Greece is set to get more bailout cash from Europe, despite failing to achieve cutback targets conditional for more aid.
A joint statement from the European Central Bank, International Monetary Fund and the European Commission acknowledged that the Greek government's promised austerity plan revival was out of reach - partly because of "slippages in the implementation of some of the agreed measures".
But, after concluding the fifth review mission to look at the Athens government accounts, the statement from the "Troika" of experts said an 8 billion euro (£7 billion) payment to Greece should go ahead in early November.
Of the total, £5 billion comes from the 17 eurozone countries and the rest from the International Monetary Fund.
"Once the Eurogroup (17 eurozone countries) and the IMF's executive board have approved the conclusions of the fifth review, the next tranche (of bailout money) will become available, most likely, in early November," said the statement.
Greece had pledged to implement tough enough austerity measures - public sector jobs and salary cuts and tax rises - to reach agreed economic deficit and growth improvements in return for the money.

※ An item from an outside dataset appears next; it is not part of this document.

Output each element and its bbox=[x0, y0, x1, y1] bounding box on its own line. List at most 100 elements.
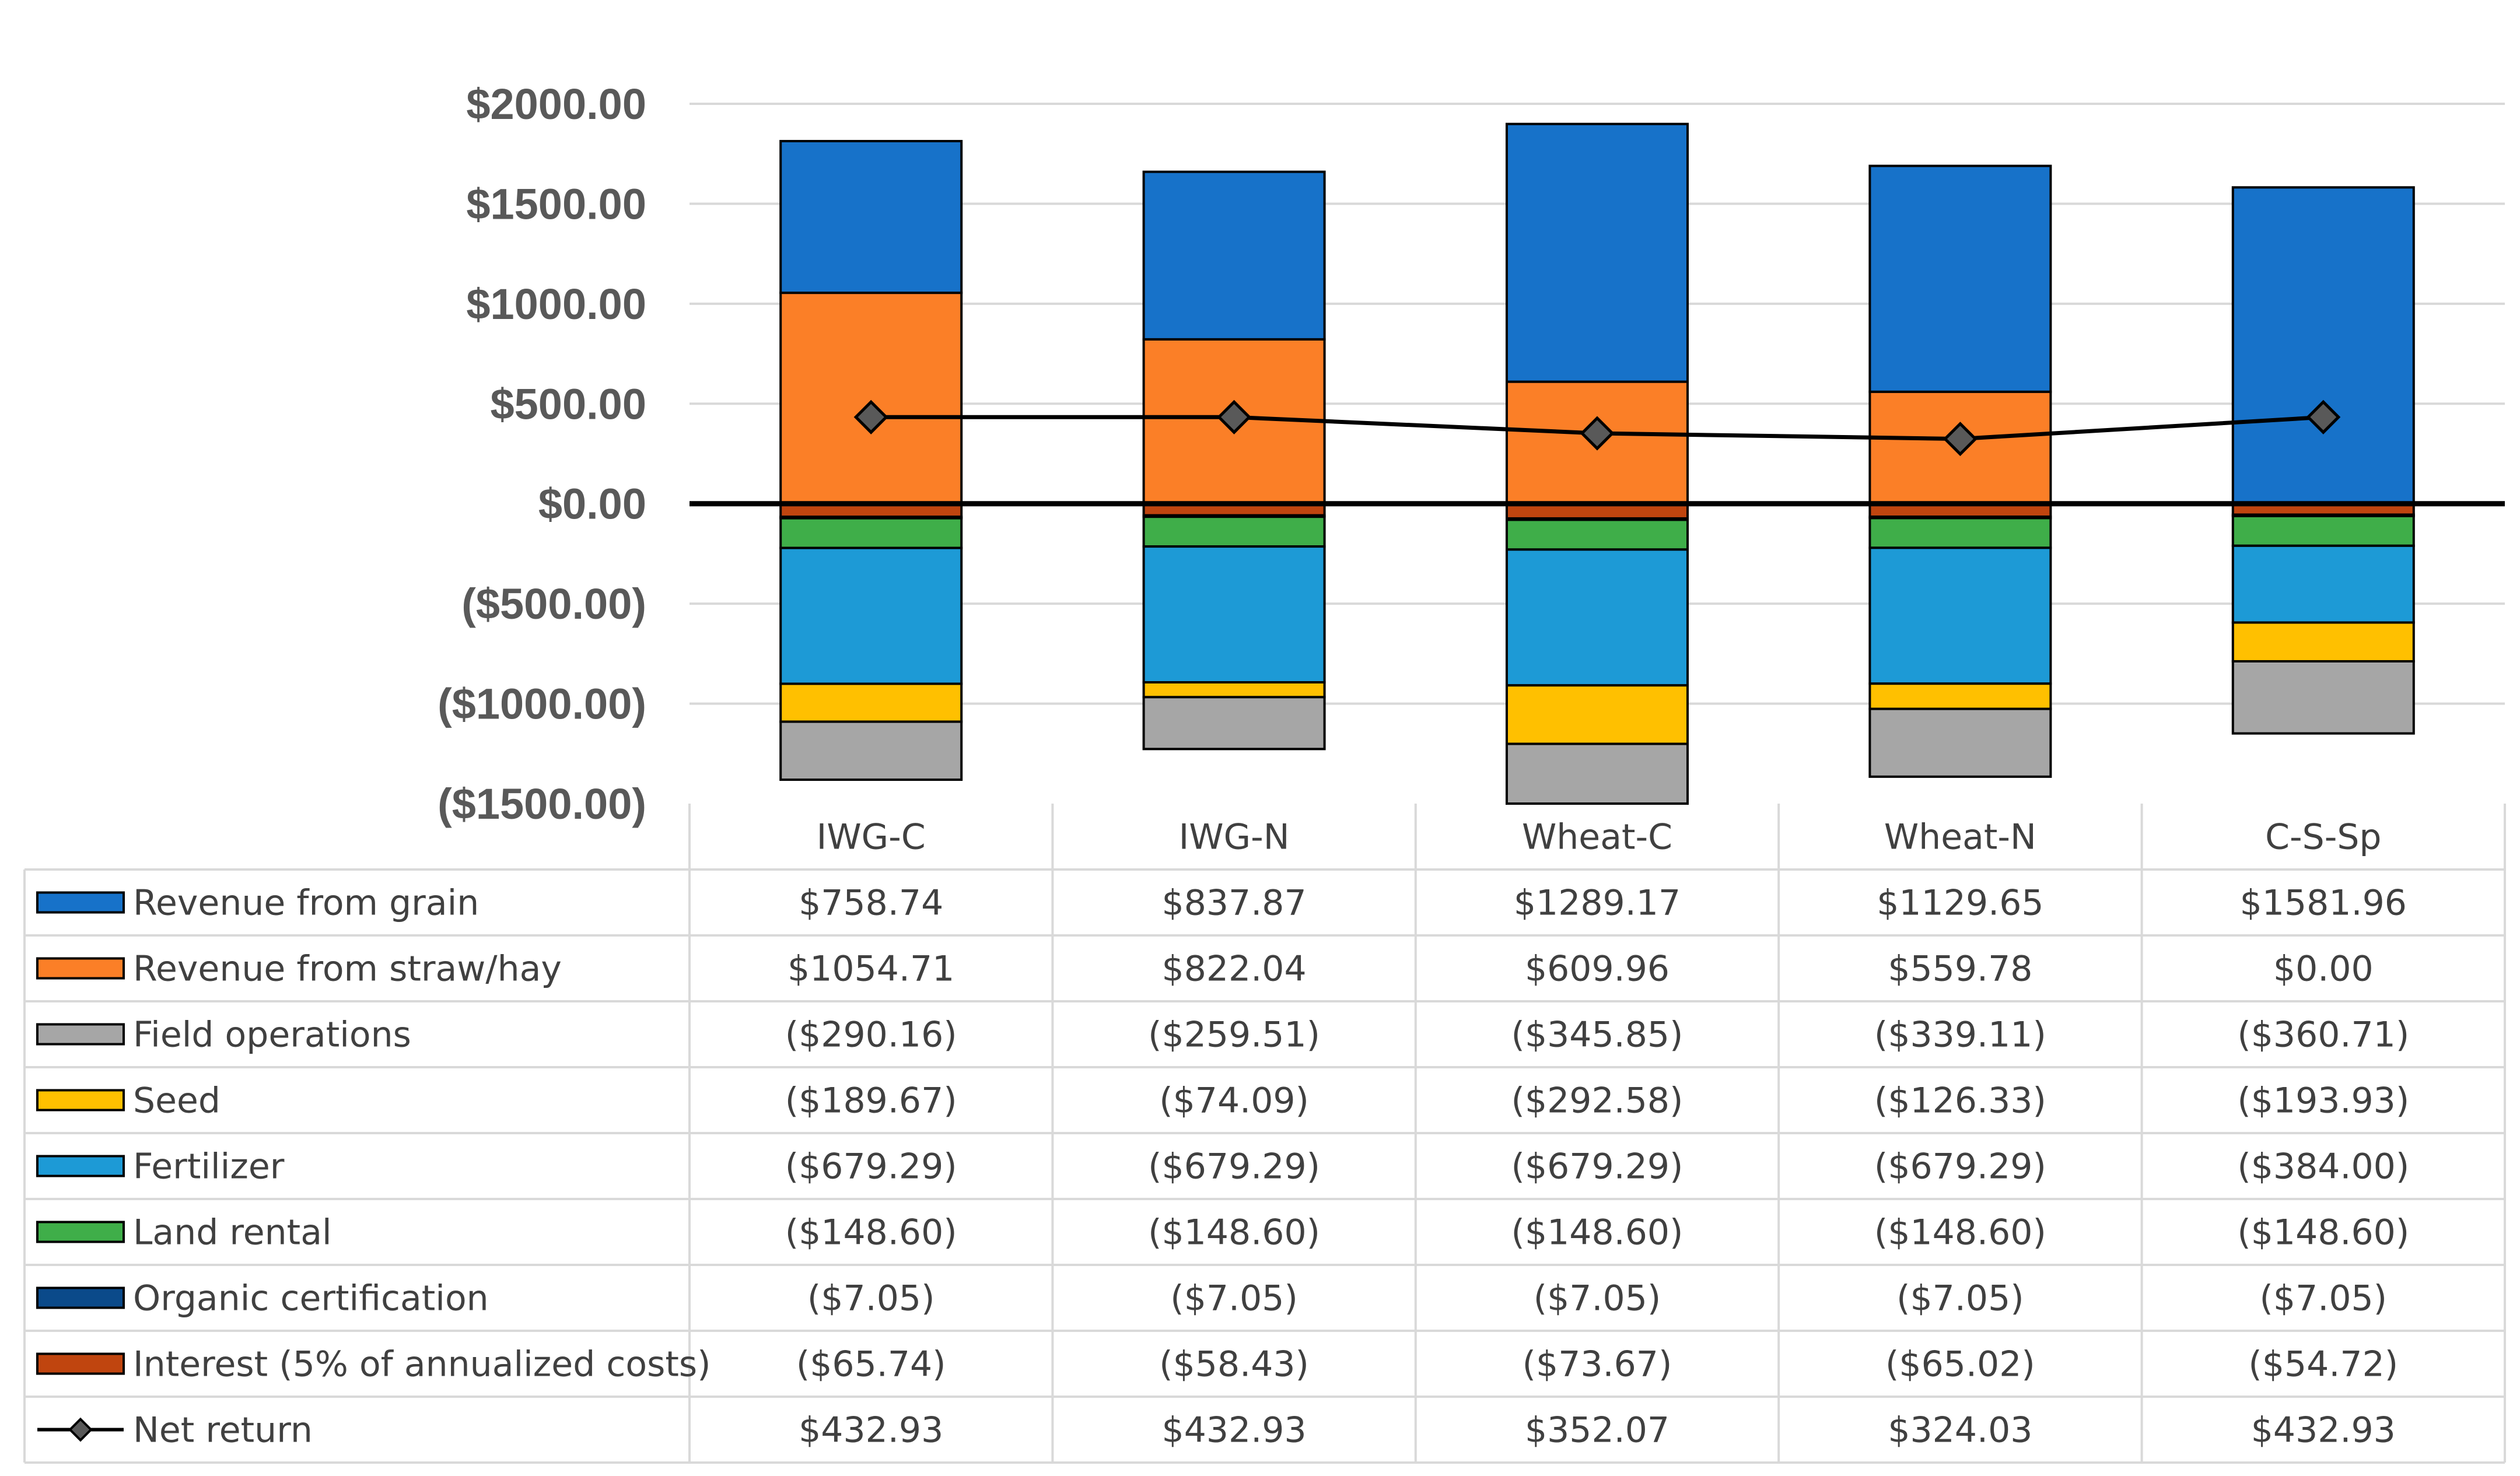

The Troika statement said Greece may not have achieved all its goals so far but was on the right path.
"In the fiscal area, the (Greek) government has achieved a major reduction in the deficit since the start of the programme, despite a deep recession.
"However, the achievement of the fiscal target for 2011 is no longer within reach, partly because of a further drop in GDP, but also because of slippages in the implementation of some of the agreed measures."
This afternoon UK Independence Party leader and MEP Nigel Farage expressed surprise at the Troika decision.
"How can anybody ever trust them again?" he said.
"The purpose of the bailouts is to give confidence to the markets and stop the economic crisis by providing stability. To do that, their word must be their bond. Over Greece they prove that the markets are right to show caution."
He went on: "Only a few weeks ago the Troika told the world that if the Greeks failed to hit the targets set for them on deficit, growth and austerity, then the money would not be forthcoming.
"Today's communique makes it absolutely clear that Greece has failed to achieve any of these targets. But still they propose that she gets the money. What sort of message does that give out to the markets?"